International Shia News Agency

Skipping Pakistan: Shafaqna Exclusive

SHAFAQNA- US President Barack Obama is likely to visit India and he is going to skip Pakistan, thus there is a great debate that why Obama is skipping Pakistan when it is at crucial juncture of History and fighting what US always advocated. he four-day visit will be President Obama’s second – the first coming in 2010 – and comes after Prime Minister Narendra Modi’s well-publicised visit to the US, where he was previously persona non grata for a good part of the last decade. Some in the Indian media view it as an exceptional development, a sign of the US warming up to the idea of enhancing cooperation with strongman Modi, to keep China’s influence in the region under check. Others believe that this visit, like others before it, will be high on rhetoric and low on substance. They feel that India has always been treated unfairly by the US, by refusing to acknowledge India’s importance in the region, bullying it into making compromises against its interests, partially due to India’s own inability to understand its role, and it’s “non-alignment” foreign policy.

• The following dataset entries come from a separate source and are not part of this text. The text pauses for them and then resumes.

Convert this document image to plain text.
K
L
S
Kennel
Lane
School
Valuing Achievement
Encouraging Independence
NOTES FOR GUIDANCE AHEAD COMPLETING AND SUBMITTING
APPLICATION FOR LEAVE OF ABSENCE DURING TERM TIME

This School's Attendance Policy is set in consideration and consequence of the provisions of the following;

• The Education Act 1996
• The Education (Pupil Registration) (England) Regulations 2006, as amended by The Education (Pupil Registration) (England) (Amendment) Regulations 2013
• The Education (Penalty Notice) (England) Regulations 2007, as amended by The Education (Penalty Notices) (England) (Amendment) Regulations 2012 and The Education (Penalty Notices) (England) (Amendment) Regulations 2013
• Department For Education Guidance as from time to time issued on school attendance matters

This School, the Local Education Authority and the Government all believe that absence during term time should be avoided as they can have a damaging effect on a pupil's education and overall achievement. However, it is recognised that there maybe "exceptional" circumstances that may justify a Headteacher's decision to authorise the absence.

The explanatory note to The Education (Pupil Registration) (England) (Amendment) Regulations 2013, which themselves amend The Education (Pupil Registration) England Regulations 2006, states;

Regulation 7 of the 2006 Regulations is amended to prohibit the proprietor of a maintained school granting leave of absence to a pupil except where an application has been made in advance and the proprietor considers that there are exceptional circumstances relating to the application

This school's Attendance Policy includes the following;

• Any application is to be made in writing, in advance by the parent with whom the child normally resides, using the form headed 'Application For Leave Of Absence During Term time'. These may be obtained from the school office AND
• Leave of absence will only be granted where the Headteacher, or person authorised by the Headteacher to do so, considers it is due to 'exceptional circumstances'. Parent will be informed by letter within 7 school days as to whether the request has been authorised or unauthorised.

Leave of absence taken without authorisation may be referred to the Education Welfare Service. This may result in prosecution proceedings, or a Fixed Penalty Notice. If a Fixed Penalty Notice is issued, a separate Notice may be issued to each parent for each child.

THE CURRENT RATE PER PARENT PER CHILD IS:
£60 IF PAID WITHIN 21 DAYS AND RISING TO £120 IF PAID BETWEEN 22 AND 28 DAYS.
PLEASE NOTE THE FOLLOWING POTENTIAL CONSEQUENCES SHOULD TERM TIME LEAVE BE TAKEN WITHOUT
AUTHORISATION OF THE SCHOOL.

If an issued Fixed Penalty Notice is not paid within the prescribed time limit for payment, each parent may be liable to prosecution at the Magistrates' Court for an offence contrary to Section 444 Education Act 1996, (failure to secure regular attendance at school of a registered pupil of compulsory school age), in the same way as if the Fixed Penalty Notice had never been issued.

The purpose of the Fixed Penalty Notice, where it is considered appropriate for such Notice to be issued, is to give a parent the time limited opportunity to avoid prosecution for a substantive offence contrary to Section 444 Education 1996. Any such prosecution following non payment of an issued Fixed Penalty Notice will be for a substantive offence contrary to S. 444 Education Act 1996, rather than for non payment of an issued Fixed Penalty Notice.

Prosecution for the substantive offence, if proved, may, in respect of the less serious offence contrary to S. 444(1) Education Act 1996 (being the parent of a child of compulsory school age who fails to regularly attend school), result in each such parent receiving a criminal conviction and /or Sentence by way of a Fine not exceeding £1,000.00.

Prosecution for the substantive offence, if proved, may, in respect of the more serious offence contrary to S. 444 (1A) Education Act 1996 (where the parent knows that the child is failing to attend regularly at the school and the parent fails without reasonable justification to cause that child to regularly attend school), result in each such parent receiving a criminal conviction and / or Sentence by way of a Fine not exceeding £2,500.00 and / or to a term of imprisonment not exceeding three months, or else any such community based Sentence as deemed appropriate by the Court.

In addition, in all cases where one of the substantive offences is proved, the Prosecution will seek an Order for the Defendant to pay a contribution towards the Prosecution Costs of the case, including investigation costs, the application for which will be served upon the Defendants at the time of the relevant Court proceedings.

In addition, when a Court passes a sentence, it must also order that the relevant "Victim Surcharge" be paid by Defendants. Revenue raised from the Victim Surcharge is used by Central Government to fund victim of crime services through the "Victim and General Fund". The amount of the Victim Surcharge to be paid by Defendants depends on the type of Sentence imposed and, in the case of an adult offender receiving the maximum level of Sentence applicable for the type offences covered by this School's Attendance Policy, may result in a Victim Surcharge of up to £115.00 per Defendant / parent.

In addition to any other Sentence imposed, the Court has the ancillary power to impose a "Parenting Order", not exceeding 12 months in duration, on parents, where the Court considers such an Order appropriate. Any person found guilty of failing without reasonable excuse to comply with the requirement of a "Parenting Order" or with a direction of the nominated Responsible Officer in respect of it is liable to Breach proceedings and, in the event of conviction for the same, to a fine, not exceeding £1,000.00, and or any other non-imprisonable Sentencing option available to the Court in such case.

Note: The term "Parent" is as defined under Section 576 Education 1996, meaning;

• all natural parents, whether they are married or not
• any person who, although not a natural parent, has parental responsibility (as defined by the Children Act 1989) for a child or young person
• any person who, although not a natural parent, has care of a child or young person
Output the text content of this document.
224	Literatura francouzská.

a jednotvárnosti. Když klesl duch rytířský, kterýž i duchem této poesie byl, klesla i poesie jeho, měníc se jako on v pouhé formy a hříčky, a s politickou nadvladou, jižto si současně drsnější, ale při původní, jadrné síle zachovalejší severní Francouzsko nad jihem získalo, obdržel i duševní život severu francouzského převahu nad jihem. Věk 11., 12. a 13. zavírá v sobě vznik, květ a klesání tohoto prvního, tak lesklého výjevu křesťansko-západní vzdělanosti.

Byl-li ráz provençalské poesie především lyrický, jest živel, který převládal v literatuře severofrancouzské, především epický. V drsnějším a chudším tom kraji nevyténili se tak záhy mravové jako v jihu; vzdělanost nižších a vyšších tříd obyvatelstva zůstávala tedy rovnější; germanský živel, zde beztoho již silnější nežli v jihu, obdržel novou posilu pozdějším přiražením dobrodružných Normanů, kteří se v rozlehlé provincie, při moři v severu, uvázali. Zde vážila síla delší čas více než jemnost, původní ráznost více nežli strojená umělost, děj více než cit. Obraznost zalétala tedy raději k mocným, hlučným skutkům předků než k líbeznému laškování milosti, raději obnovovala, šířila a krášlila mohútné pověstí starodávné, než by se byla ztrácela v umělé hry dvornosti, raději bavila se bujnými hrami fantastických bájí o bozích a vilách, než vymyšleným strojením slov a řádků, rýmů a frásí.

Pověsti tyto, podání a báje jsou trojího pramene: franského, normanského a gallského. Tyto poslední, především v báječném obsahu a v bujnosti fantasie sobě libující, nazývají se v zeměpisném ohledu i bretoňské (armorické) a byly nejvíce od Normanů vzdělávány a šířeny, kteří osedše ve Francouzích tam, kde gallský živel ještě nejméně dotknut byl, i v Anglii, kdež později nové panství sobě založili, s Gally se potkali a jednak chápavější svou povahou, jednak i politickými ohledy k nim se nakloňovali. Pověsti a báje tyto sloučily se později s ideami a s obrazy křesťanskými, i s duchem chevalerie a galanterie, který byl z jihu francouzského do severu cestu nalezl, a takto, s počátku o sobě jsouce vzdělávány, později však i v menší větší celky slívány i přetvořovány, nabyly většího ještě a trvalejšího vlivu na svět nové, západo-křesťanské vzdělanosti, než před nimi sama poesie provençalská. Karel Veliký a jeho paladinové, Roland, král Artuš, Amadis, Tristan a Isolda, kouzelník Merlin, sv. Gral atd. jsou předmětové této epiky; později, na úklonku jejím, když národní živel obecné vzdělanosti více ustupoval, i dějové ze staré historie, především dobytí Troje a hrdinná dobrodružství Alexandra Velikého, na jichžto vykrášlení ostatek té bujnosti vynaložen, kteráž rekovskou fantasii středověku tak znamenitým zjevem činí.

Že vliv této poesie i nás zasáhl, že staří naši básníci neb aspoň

No country would be watching more closely than Pakistan because if the US and India are talking, Pakistan is bound to come up in the conversation. What would that conversation entail? Recently, when Secretary of State John Kerry visited Pakistan, Advisor to Prime Minister on National Security and Foreign Affairs, Sartaj Aziz, made statements accusing India of supporting terrorist activities in the country, especially in Balochistan by using Afghan territory. However, he was unable to get any solid, meaningful words on the subject from Mr Kerry. There is a strong perception in Pakistan that the US has always sided with India over Pakistan. India accuses the US of doing the opposite citing unfair nuclear deals and its role in the Siachin debacle amongst other examples. Since Indo-Pak relations remain strained, with one’s national interests at odds against the other’s, any position that the US may take, or not take, on issues deemed important by the two rivals, it will invariably lead to controversy and resentment. As the foreign military campaign comes closer to an end in Afghanistan, Pakistan is seriously concerned about India’s role in the country, which till now, it believes, has been highly questionable. Will Barrack Obama be able take India into confidence, on the question of Afghanistan, as the Pakistan, Afghanistan and the US attempt to redeem the situation following President Ashraf Ghani’s rise to power? Are there any nuclear deals in the offing? What implications will they carry for Pakistan? Will the US President issue statements on cross-border terrorism, in an attempt to appease India while remaining silent on concerns voiced by Mr Sartaj Aziz? Is US going to placated India to isolate Russia?

All these questions must be answered but here Pakistan should also not forget that beggars cannot be choosers. US completely bifurcates India from Pakistan as Pakistan is  bound to follow US for the grant it takes from US while it is quite contrary in case of India.